Women Advocates Research and Documentation Centre
- Type: Non-profit NGO
- Headquarters: Lagos, Nigeria
- Location: Nigeria;
- Services: Promoting gender equality, respect for human rights and social justice for women and girls in Nigeria
- Founder: Abiola Akiyode Afolabi
- Website: wardcnigeria.org

= Women Advocates Research and Documentation Centre =

Nonprofit organization

Women Advocates Research and Documentation Centre (WARDC) nonprofit organization established in the year 2000 with the focus on combating human rights abuse against women, gender-based violence, child abuse, gender equality and justice for women and girls in Nigeria. It is registered with the Cooperate Affairs Commission Nigeria and has impacted impacted women and girls in Nigeria through its sensitizations, activities, campaigns and assistance.

==History==
The Women Advocates Research and Documentation Center (WARDC) was formed by a group of young and vibrant feminist lawyers who sort out to assist vulnerable women and girls in Nigeria by providing legal advices and human right issues assistance. The centre has evolved overtime to becoming an organisation which has contributed to curbing the menace of Gender Based Violence in Nigeria, enlightening women on their rights, mobilization and participation through advocacy and provision of legal services for girls and women.

The centre also provides pro bono legal services for women and girls who are victims of gender-based violence, counselling and complete rehabilitation of victims across all the communities with its representation in Nigeria.

==Vision and missions==
The vision of the centre includes to provide a society where every girl and women will have equal access to life, freedom and also be freed from every form of oppression and gender based violence. The mission of the centre involves working together with other similars organisations through supporting campaigns against gender based violence, provision of litigation services and also overall policy reformation geared towards improving the life and rights of women and girls in Nigeria. Some core values of the centre includes, Respect, Accountability, Transparency and Integrity.

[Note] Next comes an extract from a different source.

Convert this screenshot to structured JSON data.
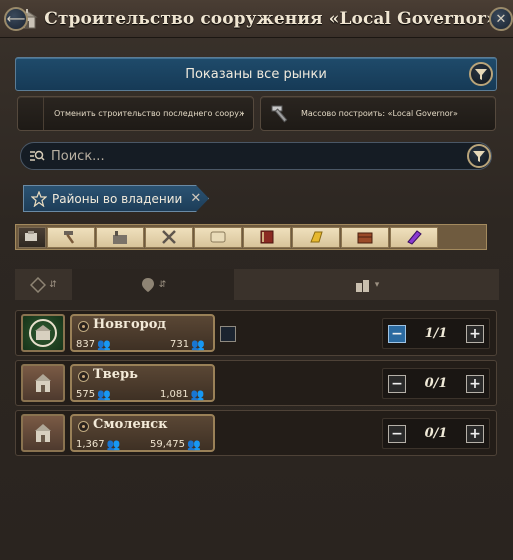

==Impact and achievements==
Women Advocates Research and Documentation Centre (WARDC) has recorded significant success since its inception in 2000. The centre has worked with different networks of women, victims of gender based violence, women with disabilities and sex workers. The group has also established the young feminist leadership in schools through the setting up of the purple club in 2013.

The centre has also collaborated with some international bodies like the European Union and the United Nations to enlighten members of the society on women rights and social accountability in Nigeria.
The Director of the centre, Dr. Abiola Akiyode-Afolabi in one her workshops confirmed that 30% of women between the age of 15 and 49 years have at one point or the other being victims of sexual gender based violence.